Wazuh Security Events only display messages on the dashboard that are triggered by rules.

wazuh_alerts

Without a rule, the NetBird logs exist in the raw archives but will not be considered "security events." and so will be discarded after some time to save space for events that need to be displayed on the Wazuh dashboard since this Wazuh is for monitoring critical events.

This thing is becoming serious I have done some little modifications in the /var/ossec/etc/rules/local_rules.xml file and it worked. Now I have configured my email according to the documentation of Wazuh to act as a relay host so that it can be used to forward emails to users that I specify in the <email_to> tag under the <global> section of the <ossec_config>. Notification by email Alerting on Wazuh

This is the config file used to configure relayhost for wazuh to use to forward email.

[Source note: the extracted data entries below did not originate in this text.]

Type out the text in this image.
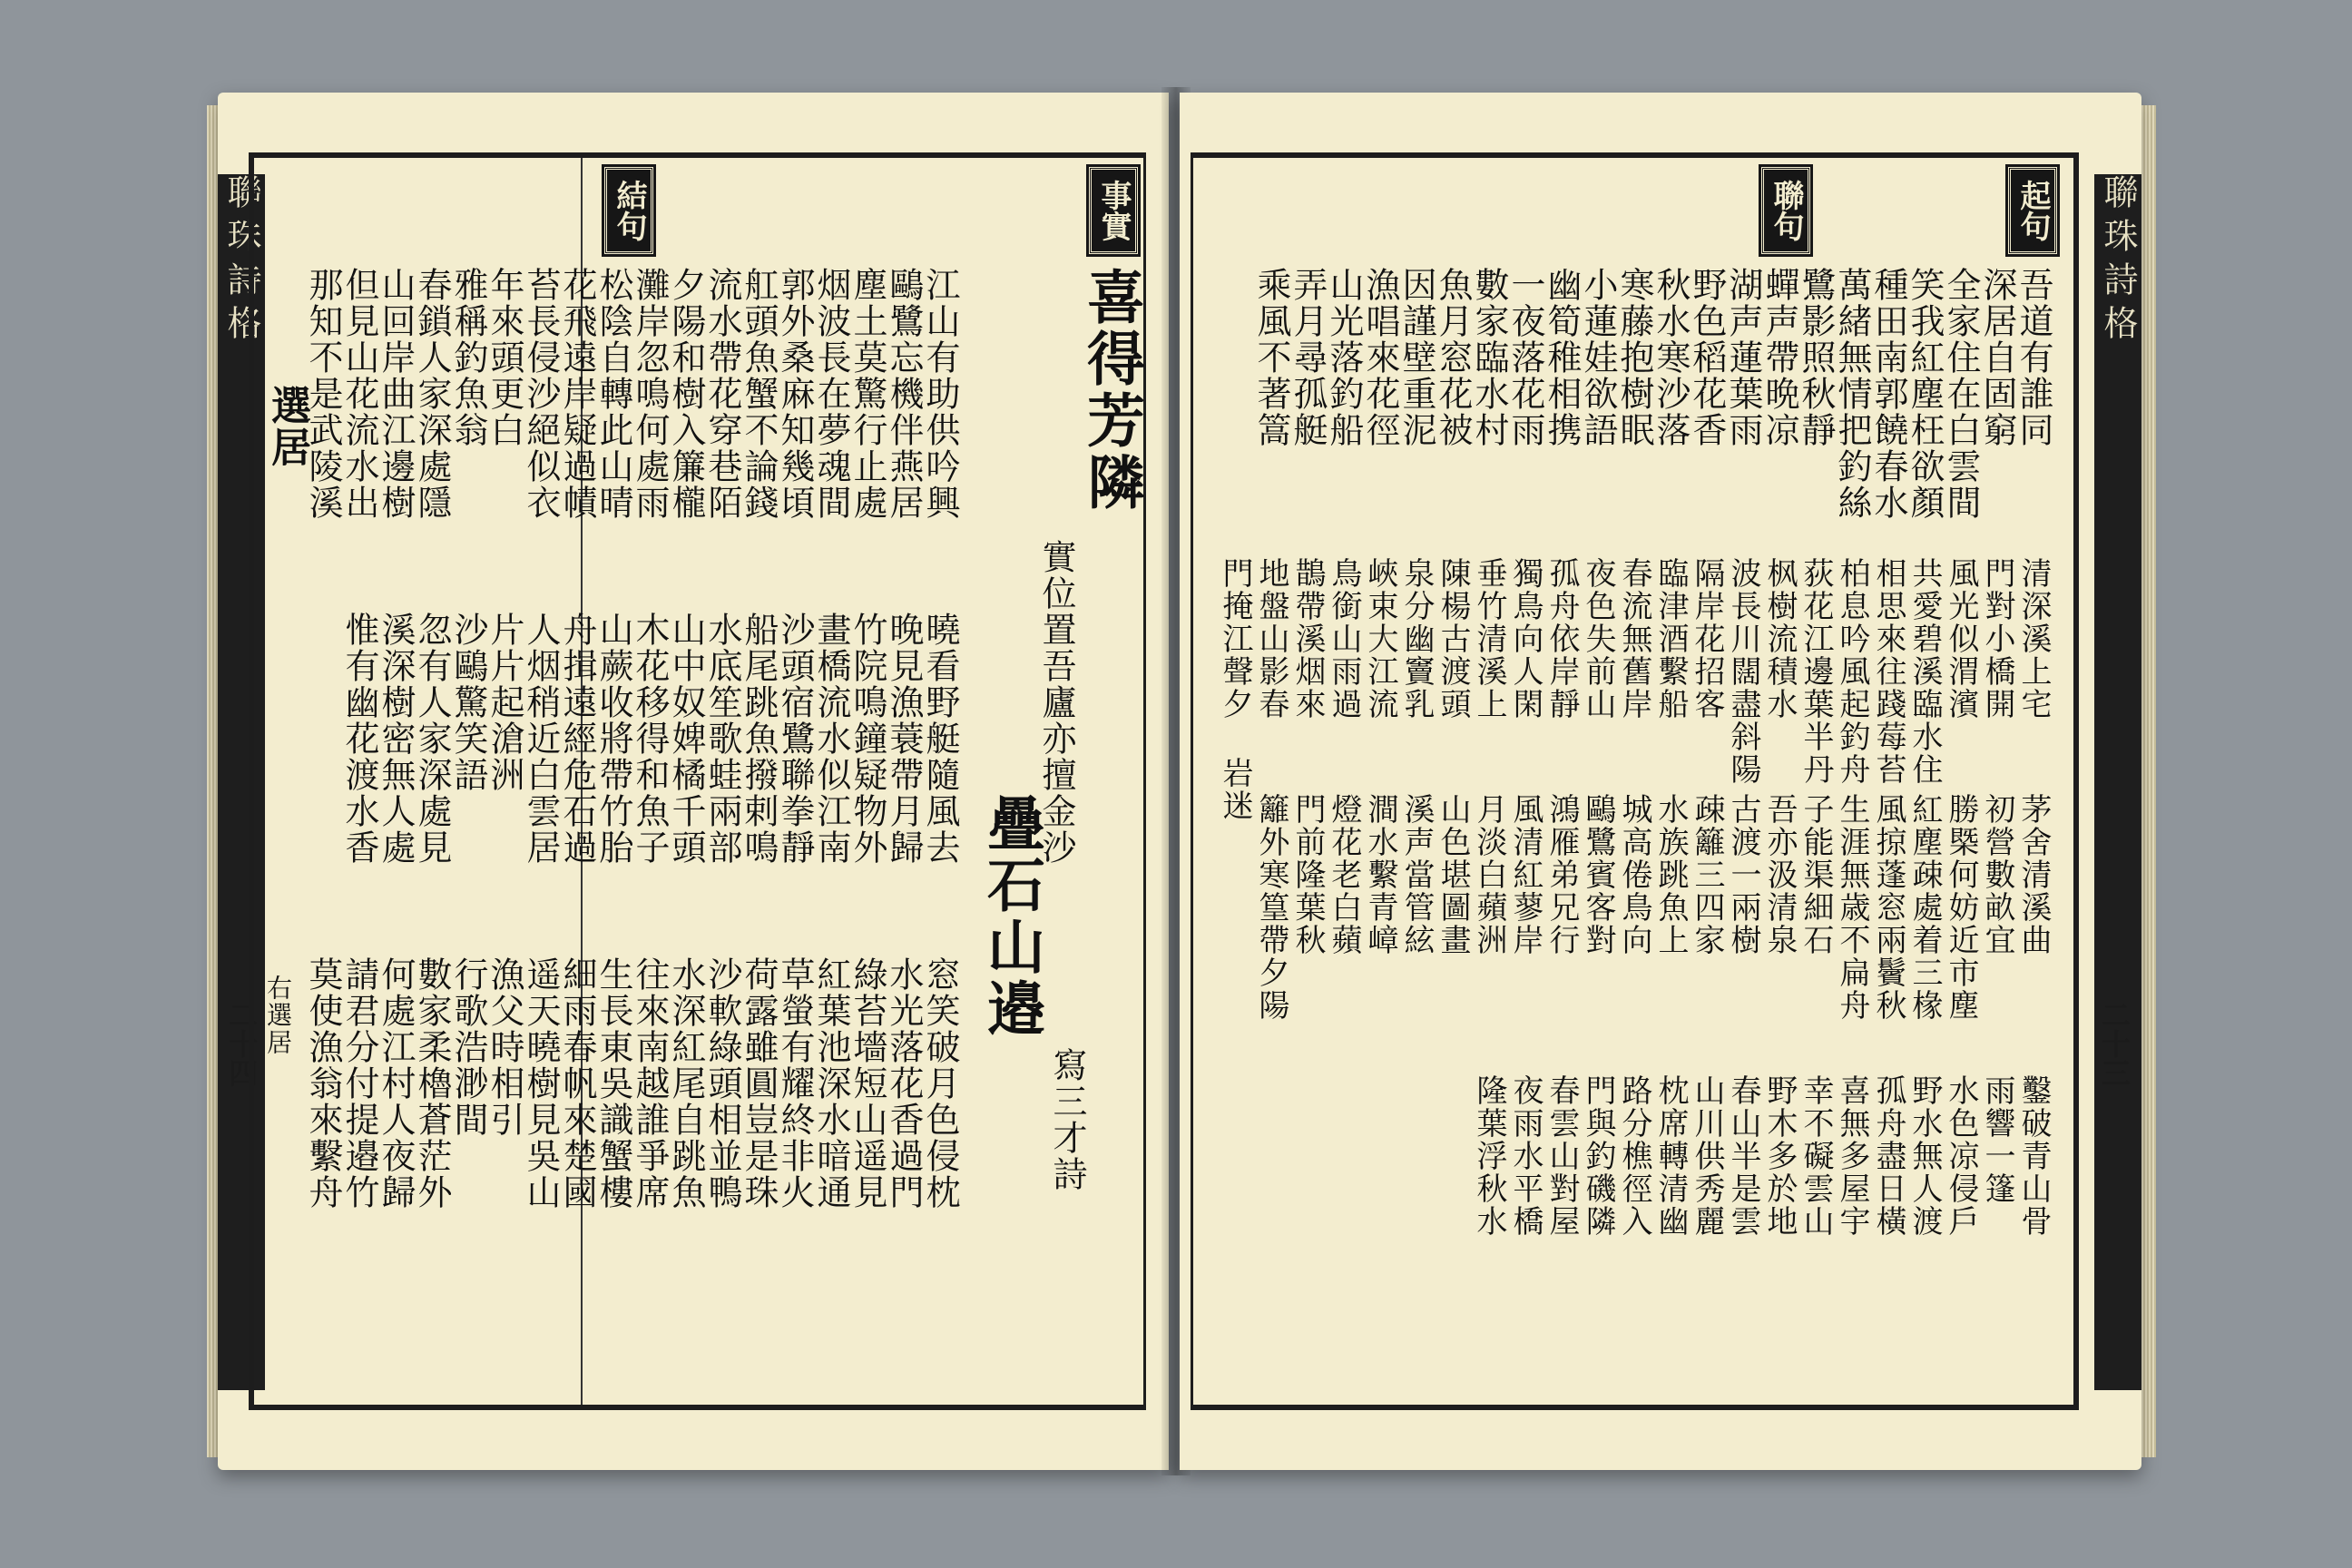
聯珠詩格
二十四
事實
喜得芳隣
實位置吾廬亦擅金沙
疊石山邉
寫三才詩
結句
江山有助供吟興
鷗鷺忘機伴燕居
塵土莫驚行止處
烟波長在夢魂間
郭外桑麻知幾頃
舡頭魚蟹不論錢
流水帶花穿巷陌
夕陽和樹入簾櫳
灘岸忽鳴何處雨
松陰自轉此山晴
花飛遠岸疑過幘
苔長侵沙絕似衣
年來頭更白
雅稱釣魚翁
春鎖人家深處隱
山回岸曲江邊樹
但見山花流水出
那知不是武陵溪
選居
曉看野艇隨風去
晚見漁蓑帶月歸
竹院鳴鐘疑物外
畫橋流水似江南
沙頭宿鷺聯拳靜
船尾跳魚撥剌鳴
水底笙歌蛙兩部
山中奴婢橘千頭
木花移得和魚子
山蕨收將帶竹胎
舟揖遠經危石過
人烟稍近白雲居
片片起滄洲
沙鷗驚笑語
忽有人家深處見
溪深樹密無人處
惟有幽花渡水香
窓笑破月色侵枕
水光落花香過門
綠苔墻短山遥見
紅葉池深水暗通
草螢有耀終非火
荷露雖圓豈是珠
沙軟綠頭相並鴨
水深紅尾自跳魚
往來南越誰爭席
生長東吳識蟹樓
細雨春帆來楚國
遥天曉樹見吳山
漁父時相引
行歌浩渺間
數家柔櫓蒼茫外
何處江村人夜歸
請君分付提邉竹
莫使漁翁來繫舟
右選居
聯珠詩格
二十三
起句
吾道有誰同
深居自固窮
全家住在白雲間
笑我紅塵枉欲顏
種田南郭饒春水
萬緒無情把釣絲
鷺影照秋靜
蟬声帶晩凉
湖声蓮葉雨
野色稻花香
秋水寒沙落
寒藤抱樹眠
聯句
小蓮娃欲語
幽筍稚相携
一夜落花雨
數家臨水村
魚月窓花被
因謹壁重泥
漁唱來花徑
山光落釣船
弄月尋孤艇
乘風不著篙
清深溪上宅
門對小橋開
風光似渭濱
共愛碧溪臨水住
相思來往踐莓苔
柏息吟風起釣舟
荻花江邊葉半丹
枫樹流積水
波長川闊盡斜陽
隔岸花招客
臨津酒繫船
春流無舊岸
夜色失前山
孤舟依岸靜
獨鳥向人閑
垂竹清溪上
陳楊古渡頭
泉分幽竇乳
峽束大江流
鳥銜山雨過
鵲帶溪烟來
地盤山影春
門掩江聲夕
岩迷
茅舍清溪曲
初營數畝宜
勝槩何妨近市塵
紅塵疎處着三椽
風掠蓬窓兩鬢秋
生涯無歳不扁舟
子能渠細石
吾亦汲清泉
古渡一兩樹
疎籬三四家
水族跳魚上
城高倦鳥向
鷗鷺賓客對
鴻雁弟兄行
風清紅蓼岸
月淡白蘋洲
山色堪圖畫
溪声當管絃
澗水繫青嶂
燈花老白蘋
門前隆葉秋
籬外寒篁帶夕陽
鑿破青山骨
雨響一篷
水色凉侵戶
野水無人渡
孤舟盡日橫
喜無多屋宇
幸不礙雲山
野木多於地
春山半是雲
山川供秀麗
枕席轉清幽
路分樵徑入
門與釣磯隣
春雲山對屋
夜雨水平橋
隆葉浮秋水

##filename  /etc/postfix/main.cf

# See /usr/share/postfix/main.cf.dist for a commented, more complete version


# Debian specific:  Specifying a file name will cause the first
# line of that file to be used as the name.  The Debian default
# is /etc/mailname.
#myorigin = /etc/mailname

smtpd_banner = $myhostname ESMTP $mail_name (Ubuntu)
biff = no

# appending .domain is the MUA's job.
append_dot_mydomain = no

# Uncomment the next line to generate "delayed mail" warnings
#delay_warning_time = 4h

readme_directory = no

# See http://www.postfix.org/COMPATIBILITY_README.html -- default to 3.6 on
# fresh installs.
compatibility_level = 3.6



# TLS parameters
smtpd_tls_cert_file=/etc/ssl/certs/ssl-cert-snakeoil.pem
smtpd_tls_key_file=/etc/ssl/private/ssl-cert-snakeoil.key
smtpd_tls_security_level=may

smtp_tls_CApath=/etc/ssl/certs
smtp_tls_security_level=may
smtp_tls_session_cache_database = btree:${data_directory}/smtp_scache


smtpd_relay_restrictions = permit_mynetworks permit_sasl_authenticated defer_unauth_destination
myhostname = network-vm.tail431420.ts.net
alias_maps = hash:/etc/aliases
alias_database = hash:/etc/aliases
myorigin = /etc/mailname
mydestination = $myhostname, netbird-noreply@wazuh.com, network-vm, localhost.localdomain, localhost
#relayhost =
mynetworks = 127.0.0.0/8 [::ffff:127.0.0.0]/104 [::1]/128
mailbox_size_limit = 0
recipient_delimiter = +
inet_interfaces = all
inet_protocols = all

# Relay settings
relayhost = [smtp.gmail.com]:587
smtp_sasl_auth_enable = yes
smtp_sasl_password_maps = hash:/etc/postfix/sasl_passwd
smtp_sasl_security_options = noanonymous
smtp_use_tls = yes

Also you will need to create an password with google if you want to use gmail as your relay server.